DAVID KAMINSKI-MORROW / LONDON

European researchers are tentatively exploring the potential benefits of using automatic dependent surveillance - broadcast (ADS-B) to give pilots greater autonomy as they prepare to connect and broaden current ADS efforts through a large-scale implementation programme.

Handing responsibility for separation to pilots is contentious. But preliminary moves in this direction are contained within a European framework known as "Package I", which lists about a dozen potential near-term airborne and ground-based ADS-B applications that could be introduced over the next five to 10 years, and should become the platform for an ADS-B masterplan.

In setting out the Package I objectives, the European Joint Co-ordination Board, set up last year to oversee Europe's ADS-B efforts, deliberately focuses on "'airborne separation assistance", rather than the more controversial "airborne separation assurance" and stresses that Package I will not involve a transfer of separation responsibility from the ground.

Separation assistance is being examined under one of the central individual ADS-B efforts, the More Autonomous Aircraft in the Future ATM System (MA-AFAS) project, led by BAE Systems.

MA-AFAS programme co-ordinator Tony Henley says the sensitivity of the "airborne separation" issue has meant introducing the concept carefully during test-flight scenarios. Rather than delegating the task of self-separation to pilots, controllers are trained to use a new instruction - one which asks pilots to identify and confirm a target aircraft, using a cockpit display fed with ADS-B data, and to execute a manoeuvre to maintain a particular distance from it.

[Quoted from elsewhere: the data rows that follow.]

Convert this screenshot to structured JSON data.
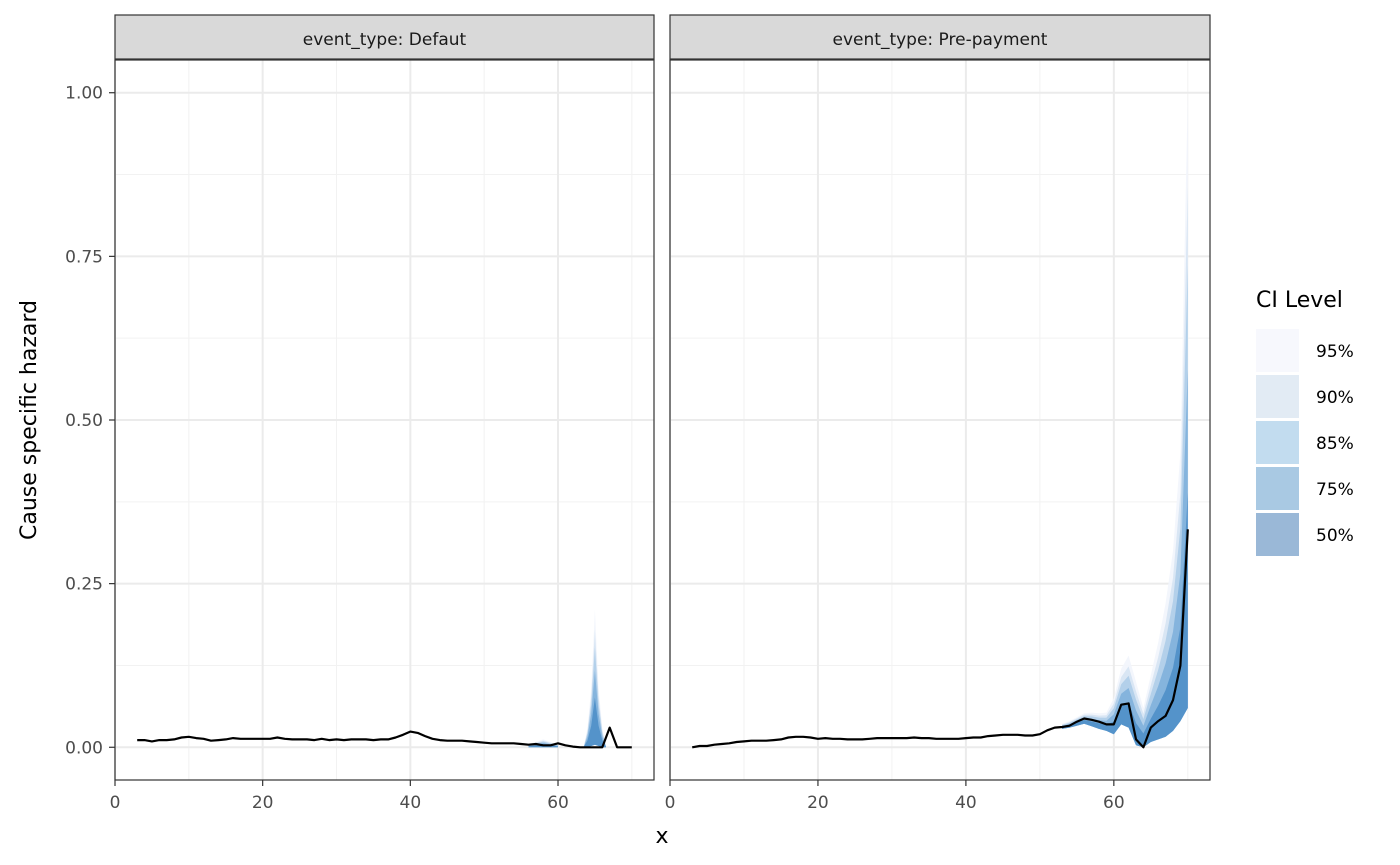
{
  "chart_data": {
    "type": "area",
    "facet_var": "event_type",
    "panels": [
      {
        "strip": "event_type: Defaut",
        "x": [
          3,
          4,
          5,
          6,
          7,
          8,
          9,
          10,
          11,
          12,
          13,
          14,
          15,
          16,
          17,
          18,
          19,
          20,
          21,
          22,
          23,
          24,
          25,
          26,
          27,
          28,
          29,
          30,
          31,
          32,
          33,
          34,
          35,
          36,
          37,
          38,
          39,
          40,
          41,
          42,
          43,
          44,
          45,
          46,
          47,
          48,
          49,
          50,
          51,
          52,
          53,
          54,
          55,
          56,
          57,
          58,
          59,
          60,
          61,
          62,
          63,
          64,
          65,
          66,
          67,
          68,
          69,
          70
        ],
        "y": [
          0.011,
          0.011,
          0.009,
          0.011,
          0.011,
          0.012,
          0.015,
          0.016,
          0.014,
          0.013,
          0.01,
          0.011,
          0.012,
          0.014,
          0.013,
          0.013,
          0.013,
          0.013,
          0.013,
          0.015,
          0.013,
          0.012,
          0.012,
          0.012,
          0.011,
          0.013,
          0.011,
          0.012,
          0.011,
          0.012,
          0.012,
          0.012,
          0.011,
          0.012,
          0.012,
          0.015,
          0.019,
          0.024,
          0.022,
          0.017,
          0.013,
          0.011,
          0.01,
          0.01,
          0.01,
          0.009,
          0.008,
          0.007,
          0.006,
          0.006,
          0.006,
          0.006,
          0.005,
          0.004,
          0.005,
          0.003,
          0.003,
          0.006,
          0.003,
          0.001,
          0.0,
          0.0,
          0.0,
          0.0,
          0.03,
          0.0,
          0.0,
          0.0
        ],
        "bands": [
          {
            "x": [
              56,
              57,
              58,
              59,
              60
            ],
            "lower": [
              0,
              0,
              0,
              0,
              0
            ],
            "upper": [
              0.004,
              0.008,
              0.012,
              0.008,
              0.004
            ]
          },
          {
            "x": [
              63.5,
              64,
              64.5,
              65,
              65.5,
              66,
              66.5
            ],
            "lower": [
              0,
              0,
              0.002,
              0.004,
              0.002,
              0,
              0
            ],
            "upper": [
              0.002,
              0.03,
              0.09,
              0.21,
              0.09,
              0.03,
              0.002
            ]
          }
        ]
      },
      {
        "strip": "event_type: Pre-payment",
        "x": [
          3,
          4,
          5,
          6,
          7,
          8,
          9,
          10,
          11,
          12,
          13,
          14,
          15,
          16,
          17,
          18,
          19,
          20,
          21,
          22,
          23,
          24,
          25,
          26,
          27,
          28,
          29,
          30,
          31,
          32,
          33,
          34,
          35,
          36,
          37,
          38,
          39,
          40,
          41,
          42,
          43,
          44,
          45,
          46,
          47,
          48,
          49,
          50,
          51,
          52,
          53,
          54,
          55,
          56,
          57,
          58,
          59,
          60,
          61,
          62,
          63,
          64,
          65,
          66,
          67,
          68,
          69,
          70
        ],
        "y": [
          0.0,
          0.002,
          0.002,
          0.004,
          0.005,
          0.006,
          0.008,
          0.009,
          0.01,
          0.01,
          0.01,
          0.011,
          0.012,
          0.015,
          0.016,
          0.016,
          0.015,
          0.013,
          0.014,
          0.013,
          0.013,
          0.012,
          0.012,
          0.012,
          0.013,
          0.014,
          0.014,
          0.014,
          0.014,
          0.014,
          0.015,
          0.014,
          0.014,
          0.013,
          0.013,
          0.013,
          0.013,
          0.014,
          0.015,
          0.015,
          0.017,
          0.018,
          0.019,
          0.019,
          0.019,
          0.018,
          0.018,
          0.02,
          0.026,
          0.03,
          0.031,
          0.033,
          0.039,
          0.044,
          0.042,
          0.039,
          0.035,
          0.035,
          0.065,
          0.067,
          0.012,
          0.0,
          0.03,
          0.04,
          0.048,
          0.072,
          0.125,
          0.333
        ],
        "bands": [
          {
            "x": [
              53,
              54,
              55,
              56,
              57,
              58,
              59,
              60,
              61,
              62,
              63,
              64,
              65,
              66,
              67,
              68,
              69,
              70
            ],
            "lower": [
              0.028,
              0.03,
              0.033,
              0.036,
              0.032,
              0.028,
              0.025,
              0.02,
              0.035,
              0.03,
              0.003,
              0.0,
              0.008,
              0.012,
              0.016,
              0.025,
              0.04,
              0.06
            ],
            "upper": [
              0.036,
              0.04,
              0.046,
              0.052,
              0.053,
              0.052,
              0.053,
              0.075,
              0.12,
              0.14,
              0.1,
              0.06,
              0.11,
              0.16,
              0.22,
              0.3,
              0.45,
              1.0
            ]
          }
        ]
      }
    ],
    "xlabel": "x",
    "ylabel": "Cause specific hazard",
    "xlim": [
      0,
      73
    ],
    "ylim": [
      -0.05,
      1.05
    ],
    "x_ticks": [
      "0",
      "20",
      "40",
      "60"
    ],
    "x_tick_values": [
      0,
      20,
      40,
      60
    ],
    "y_ticks": [
      "0.00",
      "0.25",
      "0.50",
      "0.75",
      "1.00"
    ],
    "y_tick_values": [
      0,
      0.25,
      0.5,
      0.75,
      1.0
    ],
    "grid": true,
    "legend": {
      "title": "CI Level",
      "placement": "right",
      "levels": [
        {
          "label": "95%",
          "frac": 1.0,
          "color": "#f7f8fd"
        },
        {
          "label": "90%",
          "frac": 0.85,
          "color": "#e2ebf4"
        },
        {
          "label": "85%",
          "frac": 0.72,
          "color": "#c2dcef"
        },
        {
          "label": "75%",
          "frac": 0.55,
          "color": "#a9c9e3"
        },
        {
          "label": "50%",
          "frac": 0.35,
          "color": "#9ab8d7"
        }
      ]
    },
    "band_colors": [
      "#f2f5fc",
      "#d6e4f3",
      "#aecde9",
      "#7fb0dc",
      "#4f8fc8"
    ],
    "line_color": "#000000"
  }
}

A series of test flights in Rome, using a BAC One-Eleven and a VFW614 research aircraft and similar tests combining an aircraft with simulated traffic at Braunschweig in Germany have shown that pilots are able to use such instructions to maintain spacing when passing behind a target aircraft. This process also has benefits when merging inbound aircraft into a sequenced approach stream. "In simulations we can have aircraft lined up earlier, there are fewer gaps and the sequencing goes more smoothly," says Henley. "There is an optimum flow into the airport for a very modest change in instructions or procedures."

Scepticism

International Federation of Air Line Pilots' Associations (IFALPA) air traffic services committee vice-chairman Heinz Frühwirth says technology has not advanced far enough to make large steps towards self-separation, and that IFALPA is sceptical about aircraft autonomy. "At the moment there are many things like [more autonomous] merging and spacing which show promising results," he says. "The problem we have is that several other factors have not yet been taken into account." These include the possibility that a crew might not be able to perform self-separation due to particularly heavy workload. Henley adds a further caution: "If the pilot is responsible [for separation] and you use this to push up capacity, you can't then [necessarily] give the task back to the controller."

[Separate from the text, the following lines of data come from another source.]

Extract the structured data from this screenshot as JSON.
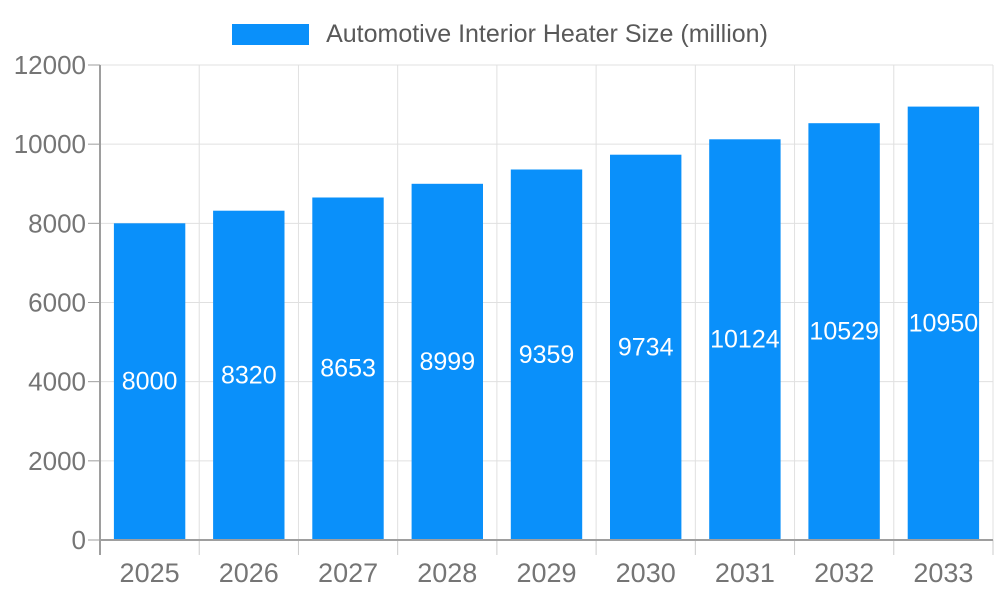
{
  "legend": {
    "label": "Automotive Interior Heater Size (million)"
  },
  "chart_data": {
    "type": "bar",
    "title": "Automotive Interior Heater Size (million)",
    "categories": [
      "2025",
      "2026",
      "2027",
      "2028",
      "2029",
      "2030",
      "2031",
      "2032",
      "2033"
    ],
    "values": [
      8000,
      8320,
      8653,
      8999,
      9359,
      9734,
      10124,
      10529,
      10950
    ],
    "xlabel": "",
    "ylabel": "",
    "ylim": [
      0,
      12000
    ],
    "yticks": [
      0,
      2000,
      4000,
      6000,
      8000,
      10000,
      12000
    ],
    "grid": true,
    "legend_position": "top-center",
    "bar_labels_inside": true
  },
  "colors": {
    "bar": "#0a90fa",
    "bar_label": "#ffffff",
    "legend_text": "#595959",
    "axis_text": "#757575",
    "gridline": "#e0e0e0",
    "axis_line": "#9e9e9e",
    "category_tick": "#cccccc"
  }
}
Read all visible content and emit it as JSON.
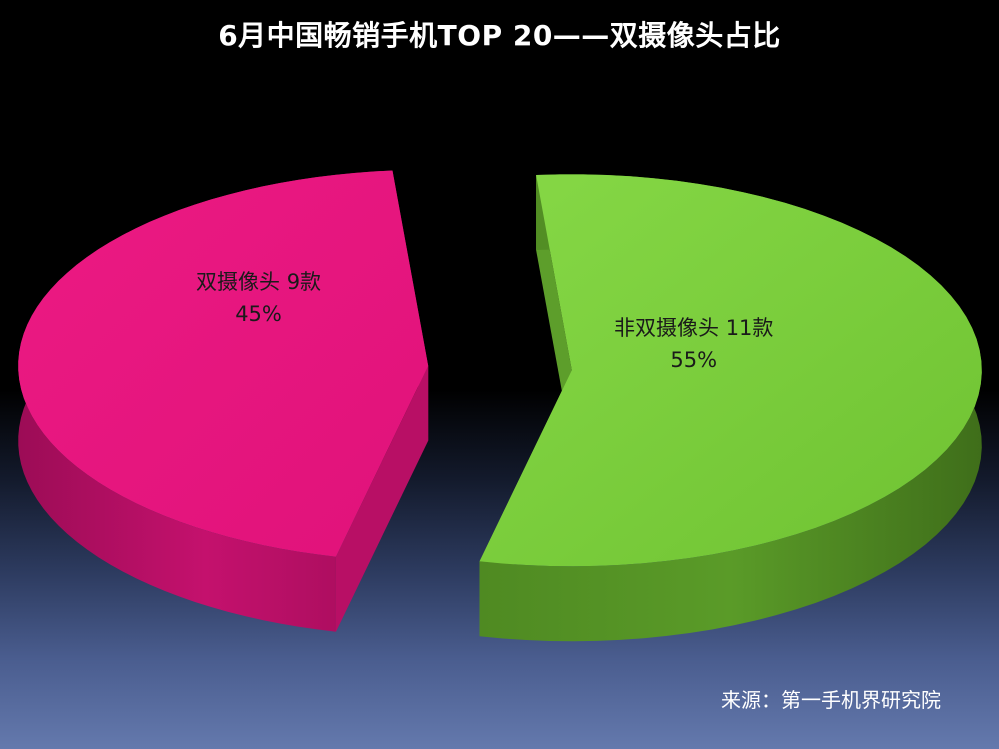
{
  "chart_data": {
    "type": "pie",
    "title": "6月中国畅销手机TOP 20——双摄像头占比",
    "slices": [
      {
        "name": "双摄像头",
        "count_label": "9款",
        "count": 9,
        "percent_label": "45%",
        "value": 45,
        "color": "#e8157e"
      },
      {
        "name": "非双摄像头",
        "count_label": "11款",
        "count": 11,
        "percent_label": "55%",
        "value": 55,
        "color": "#7ad03c"
      }
    ]
  },
  "source": "来源：第一手机界研究院"
}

Although a potential early benefit of ADS-B is the ability to reduce oceanic parallel track separation to pack more aircraft into the narrow optimum-wind corridor, he adds, giving pilots visual access to busier surrounding airspace via a cockpit display of traffic information (CDTI) is not necessarily a good idea, because it could increase workload for the crew. The MA-AFAS tests saw pilots presented with a single, identified target aircraft on an otherwise dark screen.

"Some people say that CDTI is valuable in its own right," he says. "I think that's a mistake. To the pilot you're saying: 'Here's 50 aircraft, but you're not allowed to do anything with that information'."

Trials by Dutch aerospace research laboratory NLR have shown that pilots with access to CDTI can theoretically handle self-separation even at airspace densities far higher than those normally experienced in Europe. But Henley remains cautious on the prospects for aircraft autonomy, saying: "In the near future there is a limit - but we can definitely see it going beyond where we are now."

Europe is trying to bring together its various ADS-B research programmes in a bid to converge its path with that of the USA and lay the groundwork for the longer-term "Package II" applications for the technology - which will probably look closely at airborne self-separation in low-density airspace - and "Package III", which will apply the concept to medium- and high-density areas.

Airborne spacing applications via ADS-B are set to feature as part of a new large-scale project which is awaiting funding approval under the European Union's Sixth Framework Programme. Designated the South European ADS Pre-Implementation Programme (SEAP), it will cover the Iberian peninsula and extend south west to the Azores, Canary Islands and Madeira - assisting the creation of an ADS corridor between Europe and Latin America. It will also complement the existing ADS infrastructure across Europe, connecting with the main programmes: the north European ADS-B Network Update Programme, the Mediterranean ADS Upgrade, and the Mediterranean Free Flight project as well as MA-AFAS.

Starting dates for SEAP will probably be fixed once European funding for the project is approved. European ADS-B Joint Co-ordination Board chairman Chris North says first-phase funding of SEAP is under consideration by controllers of the EU's Trans-European Network budget and that he is "relatively certain" that this will be granted. Funding of the main part of the programme, phase two, has yet to be decided on.